Med Oral Patol Oral Cir Bucal

Departamento de Atención a la Salud. Universidad Autónoma Metropolitana Xochimilco, Mexico, DF, Mexico.

Published: November 2006

Aim: To assess oral signs, symptoms and oral lesions (OL) type and prevalence, in diabetic patients with end stage renal disease (ESRD DM), and compare them with analogous findings in a non-ESRD DM group; analyze the possible association between oral manifestations, as well as with relevant laboratory findings. Research design. Two adult groups were studied: Group A: ESRD DM on dialysis, and group B: non-ESRD DM (serum creatinine <2.0 mg/dl). Known DM evolution time, dialysis treatment type and duration, and laboratory results were recorded. An oral exam was performed, searching for signs, symptoms and ESRD-associated OL. Associations were analyzed using Chi square, Fisher s exact test, and odds ratios (OR) with 95% confidence intervals. Ages, time on dialysis, and laboratory results were compared with Student s t test.
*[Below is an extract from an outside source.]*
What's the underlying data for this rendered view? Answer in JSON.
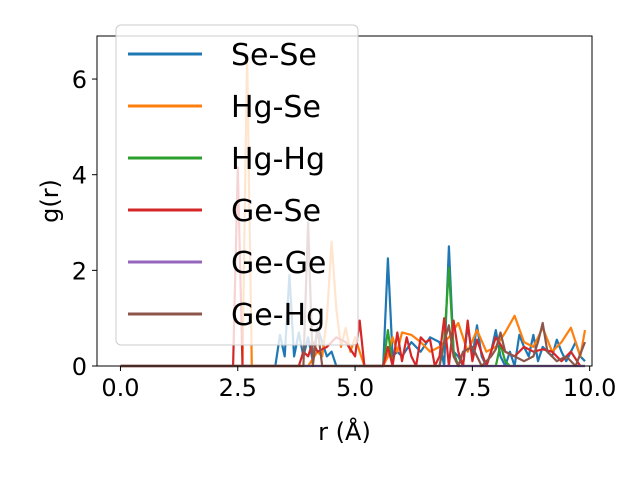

Results: 229 individuals were examined, group A 99, and group B 130 pts. Signs and symptoms prevalence was higher in group A: 77.8% vs. 57.6%, (P<0.001), uremic breath (48.5%), unpleasant taste (45.5%) and xerostomia (44.4%) being the most frequent ones. OL were also more prevalent in group A; 65.6% vs. 36.9% (P<0.001). The most frequent OL were dry, fissured lips (28.3%), saburral tongue (18.2%) and candidiasis (17.2%). No difference was found in candidiasis prevalence between groups. Candidiasis was found associated to xerostomia (P<0.05) and smooth tongue (P<0.05) only in group A.

Conclusions: ESRD DM patients had a significantly higher prevalence of signs, symptoms and OLs, as compared to non-ESRD DM pts. The high prevalence of uremic fetor, xerostomia, saburral tongue and candidiasis in group A, could be tried as warning signs on the possibility of non diagnosed advanced renal disease in other diabetic patients.